After checking in, we quickly headed out to explore. We were very lucky yesterday—the good weather gave us the chance to ascend Table Mountain. Today, however, the weather turned windy and rainy. Undeterred, we took the blue-line sightseeing bus, visiting Kirstenbosch National Botanical Garden, Groot Constantia Winery, and the World of Birds Wildlife Sanctuary.

The National Botanical Garden was beautiful and meticulously maintained. Despite the chilly rain, walking through the peaceful grounds felt refreshing and serene.

Groot Constantia, the oldest winery in South Africa, was a lovely stop. We enjoyed a relaxing lunch at their café, savoring local flavors with chicken wings and a comforting bowl of seafood laksa (curry).

In contrast, the World of Birds was a bit underwhelming. We were also disappointed to miss the Monkey Jungle exhibit due to its short opening hours.

After 25 days aboard the cruise ship, we were really craving Chinese food. We found satisfaction at Dawn Asian Restaurant, where every dish—stir-fried string beans, Hong Kong-style prawns, and egg noodles—was flavorful and hit the spot.

开普敦第二天

2025年4月12日

25天的邮轮旅行今天终于结束了。一路从亚洲来到东非,再到南非。又从印度洋与大西洋的交界处,也是非洲大陆的最南端奥古哈斯角 (Cape Agulhas)绕过,再经过著名的好望角,最终来到开普敦。这次邮轮停靠的每一个港口,每一个国家我们以前都没来过,所以这是一次很不错的体验。

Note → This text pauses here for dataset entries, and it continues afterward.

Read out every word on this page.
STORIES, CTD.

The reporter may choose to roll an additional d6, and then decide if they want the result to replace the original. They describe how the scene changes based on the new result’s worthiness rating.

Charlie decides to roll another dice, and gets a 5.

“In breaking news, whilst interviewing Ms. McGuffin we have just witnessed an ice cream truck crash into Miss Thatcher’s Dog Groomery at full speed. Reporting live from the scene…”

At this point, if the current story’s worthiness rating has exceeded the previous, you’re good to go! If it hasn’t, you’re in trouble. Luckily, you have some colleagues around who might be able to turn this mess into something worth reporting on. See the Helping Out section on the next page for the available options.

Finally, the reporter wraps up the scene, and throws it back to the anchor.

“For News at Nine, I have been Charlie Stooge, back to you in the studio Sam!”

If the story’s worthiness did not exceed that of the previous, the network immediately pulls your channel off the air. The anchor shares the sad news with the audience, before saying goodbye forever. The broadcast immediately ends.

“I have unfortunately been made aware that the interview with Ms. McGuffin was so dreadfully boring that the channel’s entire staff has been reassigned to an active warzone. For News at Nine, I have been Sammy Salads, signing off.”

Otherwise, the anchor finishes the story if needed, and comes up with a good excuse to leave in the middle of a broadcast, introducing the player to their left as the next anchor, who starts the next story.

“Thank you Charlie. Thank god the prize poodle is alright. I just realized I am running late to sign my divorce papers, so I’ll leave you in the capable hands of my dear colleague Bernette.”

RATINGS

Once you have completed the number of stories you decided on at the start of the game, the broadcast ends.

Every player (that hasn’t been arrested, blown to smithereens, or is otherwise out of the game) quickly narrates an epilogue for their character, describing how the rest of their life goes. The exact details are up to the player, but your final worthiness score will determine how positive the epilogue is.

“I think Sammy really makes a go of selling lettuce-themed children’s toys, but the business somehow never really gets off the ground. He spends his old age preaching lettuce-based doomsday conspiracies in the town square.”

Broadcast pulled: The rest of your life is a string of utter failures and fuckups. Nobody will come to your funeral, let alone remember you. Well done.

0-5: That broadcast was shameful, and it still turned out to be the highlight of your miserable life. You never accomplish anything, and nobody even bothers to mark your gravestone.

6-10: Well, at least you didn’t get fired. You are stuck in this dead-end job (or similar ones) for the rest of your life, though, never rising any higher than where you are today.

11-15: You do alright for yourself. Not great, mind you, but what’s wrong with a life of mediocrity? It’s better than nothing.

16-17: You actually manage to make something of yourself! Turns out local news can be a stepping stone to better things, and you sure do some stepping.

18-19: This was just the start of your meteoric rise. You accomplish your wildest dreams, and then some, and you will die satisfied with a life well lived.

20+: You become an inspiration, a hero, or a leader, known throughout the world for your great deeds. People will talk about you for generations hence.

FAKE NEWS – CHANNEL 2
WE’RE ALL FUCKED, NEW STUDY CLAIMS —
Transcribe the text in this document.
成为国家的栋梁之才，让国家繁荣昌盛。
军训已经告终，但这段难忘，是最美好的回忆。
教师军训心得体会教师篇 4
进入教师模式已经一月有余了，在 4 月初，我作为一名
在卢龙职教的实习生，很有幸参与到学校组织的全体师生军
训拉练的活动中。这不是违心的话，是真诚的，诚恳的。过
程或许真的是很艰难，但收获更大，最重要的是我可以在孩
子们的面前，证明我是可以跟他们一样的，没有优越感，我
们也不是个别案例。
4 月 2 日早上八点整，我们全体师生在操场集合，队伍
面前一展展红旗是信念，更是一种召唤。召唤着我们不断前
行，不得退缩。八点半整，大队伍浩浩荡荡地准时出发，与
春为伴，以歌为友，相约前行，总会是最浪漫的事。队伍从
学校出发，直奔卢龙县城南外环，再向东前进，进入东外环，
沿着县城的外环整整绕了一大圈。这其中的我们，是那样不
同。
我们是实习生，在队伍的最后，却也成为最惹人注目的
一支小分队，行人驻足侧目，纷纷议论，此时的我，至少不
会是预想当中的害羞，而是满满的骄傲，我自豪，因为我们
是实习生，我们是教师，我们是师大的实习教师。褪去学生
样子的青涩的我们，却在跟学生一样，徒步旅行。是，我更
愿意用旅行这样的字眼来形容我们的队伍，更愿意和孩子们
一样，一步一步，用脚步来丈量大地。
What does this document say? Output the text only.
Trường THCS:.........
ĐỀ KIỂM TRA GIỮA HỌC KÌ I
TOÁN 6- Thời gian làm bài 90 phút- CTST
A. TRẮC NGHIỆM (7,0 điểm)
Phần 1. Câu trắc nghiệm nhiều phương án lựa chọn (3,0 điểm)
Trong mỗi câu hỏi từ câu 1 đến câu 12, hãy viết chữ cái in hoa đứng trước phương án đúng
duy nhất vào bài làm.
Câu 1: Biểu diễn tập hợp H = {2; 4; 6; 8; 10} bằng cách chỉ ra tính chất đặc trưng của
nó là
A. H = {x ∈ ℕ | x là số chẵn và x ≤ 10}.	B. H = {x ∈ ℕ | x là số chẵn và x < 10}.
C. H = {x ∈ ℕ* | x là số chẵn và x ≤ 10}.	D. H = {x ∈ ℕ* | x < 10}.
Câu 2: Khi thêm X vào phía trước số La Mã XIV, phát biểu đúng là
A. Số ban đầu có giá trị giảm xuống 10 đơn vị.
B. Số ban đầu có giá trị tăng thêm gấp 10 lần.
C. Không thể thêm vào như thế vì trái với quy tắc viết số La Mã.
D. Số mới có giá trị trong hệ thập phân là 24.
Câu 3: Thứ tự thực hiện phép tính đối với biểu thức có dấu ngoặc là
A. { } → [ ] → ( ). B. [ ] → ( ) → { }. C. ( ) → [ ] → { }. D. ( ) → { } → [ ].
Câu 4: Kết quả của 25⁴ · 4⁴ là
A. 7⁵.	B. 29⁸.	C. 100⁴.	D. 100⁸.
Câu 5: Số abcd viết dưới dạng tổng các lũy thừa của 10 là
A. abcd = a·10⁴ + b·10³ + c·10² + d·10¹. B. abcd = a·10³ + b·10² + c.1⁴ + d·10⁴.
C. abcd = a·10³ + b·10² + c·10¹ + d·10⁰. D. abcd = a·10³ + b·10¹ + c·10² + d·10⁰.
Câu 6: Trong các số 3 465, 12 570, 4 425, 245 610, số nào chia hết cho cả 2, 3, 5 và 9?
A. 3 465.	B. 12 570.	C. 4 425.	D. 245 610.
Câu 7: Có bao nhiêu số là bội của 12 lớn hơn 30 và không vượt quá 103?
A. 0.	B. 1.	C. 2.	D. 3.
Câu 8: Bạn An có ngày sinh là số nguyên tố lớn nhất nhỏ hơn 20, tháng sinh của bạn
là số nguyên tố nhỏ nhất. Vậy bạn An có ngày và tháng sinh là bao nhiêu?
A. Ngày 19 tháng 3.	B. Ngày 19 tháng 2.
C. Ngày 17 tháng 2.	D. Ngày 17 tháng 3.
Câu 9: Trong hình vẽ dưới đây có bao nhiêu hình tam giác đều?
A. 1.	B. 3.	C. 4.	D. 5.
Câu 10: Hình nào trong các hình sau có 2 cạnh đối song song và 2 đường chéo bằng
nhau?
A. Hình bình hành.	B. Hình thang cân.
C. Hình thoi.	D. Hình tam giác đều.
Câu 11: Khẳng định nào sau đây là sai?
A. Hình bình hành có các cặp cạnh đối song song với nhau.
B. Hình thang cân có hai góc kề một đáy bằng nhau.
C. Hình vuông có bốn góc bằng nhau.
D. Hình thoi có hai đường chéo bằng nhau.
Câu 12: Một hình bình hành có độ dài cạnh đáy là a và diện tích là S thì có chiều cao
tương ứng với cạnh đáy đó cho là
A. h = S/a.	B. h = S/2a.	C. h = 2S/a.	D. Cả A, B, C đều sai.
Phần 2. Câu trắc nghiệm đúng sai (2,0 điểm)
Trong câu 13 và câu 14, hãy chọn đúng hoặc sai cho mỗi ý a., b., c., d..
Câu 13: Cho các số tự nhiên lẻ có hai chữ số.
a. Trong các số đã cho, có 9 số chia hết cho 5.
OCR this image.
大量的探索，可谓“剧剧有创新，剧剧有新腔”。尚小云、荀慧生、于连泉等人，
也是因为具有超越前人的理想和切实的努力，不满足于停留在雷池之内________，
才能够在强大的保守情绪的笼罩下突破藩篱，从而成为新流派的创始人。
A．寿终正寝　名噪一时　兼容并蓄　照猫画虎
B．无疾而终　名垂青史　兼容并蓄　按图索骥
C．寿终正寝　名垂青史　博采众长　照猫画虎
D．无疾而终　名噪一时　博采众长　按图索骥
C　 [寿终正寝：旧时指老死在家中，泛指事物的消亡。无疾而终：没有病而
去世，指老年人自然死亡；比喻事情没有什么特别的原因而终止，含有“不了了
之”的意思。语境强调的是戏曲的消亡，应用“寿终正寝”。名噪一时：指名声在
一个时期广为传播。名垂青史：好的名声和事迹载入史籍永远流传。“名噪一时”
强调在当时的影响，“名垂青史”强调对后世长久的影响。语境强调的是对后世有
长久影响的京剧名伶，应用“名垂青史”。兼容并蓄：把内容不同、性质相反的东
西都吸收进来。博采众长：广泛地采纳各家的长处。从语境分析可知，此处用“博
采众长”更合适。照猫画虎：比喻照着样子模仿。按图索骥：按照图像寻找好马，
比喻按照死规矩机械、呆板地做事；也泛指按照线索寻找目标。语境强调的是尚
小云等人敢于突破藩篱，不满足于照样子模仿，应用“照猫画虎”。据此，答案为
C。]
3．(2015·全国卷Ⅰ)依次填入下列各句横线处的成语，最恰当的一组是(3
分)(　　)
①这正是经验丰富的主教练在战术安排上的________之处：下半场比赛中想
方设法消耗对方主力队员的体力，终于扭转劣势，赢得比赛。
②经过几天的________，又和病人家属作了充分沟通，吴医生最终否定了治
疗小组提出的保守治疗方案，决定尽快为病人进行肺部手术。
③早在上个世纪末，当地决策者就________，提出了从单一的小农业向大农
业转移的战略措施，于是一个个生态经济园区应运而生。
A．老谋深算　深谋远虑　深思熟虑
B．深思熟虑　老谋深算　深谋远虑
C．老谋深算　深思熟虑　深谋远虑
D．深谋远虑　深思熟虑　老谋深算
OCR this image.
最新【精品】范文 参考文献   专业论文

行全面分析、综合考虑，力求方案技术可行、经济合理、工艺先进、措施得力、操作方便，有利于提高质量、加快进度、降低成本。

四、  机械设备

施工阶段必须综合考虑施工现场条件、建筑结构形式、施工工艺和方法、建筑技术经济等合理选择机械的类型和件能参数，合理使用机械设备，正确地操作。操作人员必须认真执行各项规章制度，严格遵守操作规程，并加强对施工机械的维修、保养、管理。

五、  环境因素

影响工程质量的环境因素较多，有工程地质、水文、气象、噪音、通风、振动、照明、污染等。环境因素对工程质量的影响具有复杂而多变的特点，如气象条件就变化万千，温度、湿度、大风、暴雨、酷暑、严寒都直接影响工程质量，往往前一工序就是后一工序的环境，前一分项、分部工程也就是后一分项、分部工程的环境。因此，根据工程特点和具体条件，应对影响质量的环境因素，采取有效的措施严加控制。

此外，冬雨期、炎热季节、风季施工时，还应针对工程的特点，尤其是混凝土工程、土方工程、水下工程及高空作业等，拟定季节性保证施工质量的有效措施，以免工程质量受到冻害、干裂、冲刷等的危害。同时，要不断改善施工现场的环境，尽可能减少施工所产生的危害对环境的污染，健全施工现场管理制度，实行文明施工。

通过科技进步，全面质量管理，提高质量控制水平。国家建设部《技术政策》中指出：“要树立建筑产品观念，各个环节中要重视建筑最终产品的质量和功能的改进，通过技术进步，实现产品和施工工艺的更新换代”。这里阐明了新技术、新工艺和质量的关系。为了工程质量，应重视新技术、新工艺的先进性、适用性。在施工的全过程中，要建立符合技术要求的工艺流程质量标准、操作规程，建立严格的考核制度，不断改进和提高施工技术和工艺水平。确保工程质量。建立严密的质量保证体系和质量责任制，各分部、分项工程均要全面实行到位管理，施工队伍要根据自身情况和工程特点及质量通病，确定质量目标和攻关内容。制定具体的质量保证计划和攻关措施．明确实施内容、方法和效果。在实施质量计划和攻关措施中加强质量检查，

早上在船上吃了最后一顿早餐后,依依不舍地下了船。在船码头叫了Uber,来到不远处的Westin酒店入住。因为船上有不少乘客今天下船后将入住Westin酒店,继续在开普敦游玩,我们邮轮特地提供从船码头到酒店的大巴服务,收费每人40美金。看着地图才几分钟的路程,我们决定还是自己叫Uber, 结果才3美金。

办完入住赶紧出去转转。我们昨天很幸运,好天气让我们有机会登上桌山。可今天的天气是刮风下雨,但我们依然出门游玩,搭乘了蓝线的观光巴士,依次游览了国家植物园、Groot Constantia酒庄以及鸟类世界公园。

国家植物园风景如画,维护得井井有条。尽管天气寒冷、细雨绵绵,在花园中漫步却意外地令人心旷神怡。

Groot Constantia 是南非最古老的酒庄,环境优美,氛围宁静。在酒庄的餐厅里,我们享用了当地风味的午餐:炸鸡翅和一碗暖胃的海鲜喇沙(咖喱汤面),十分美味。

相比之下,鸟类世界公园让人有些失望。我们还错过了园区内猴子丛林的开放时间,稍感遗憾。

在船上待了25天之后,我们非常想念中餐了。于是我们去了 Dawn Asian 餐厅,点了清炒四季豆、避风塘大虾和炒鸡蛋面,每一道菜都香气扑鼻、令人满足。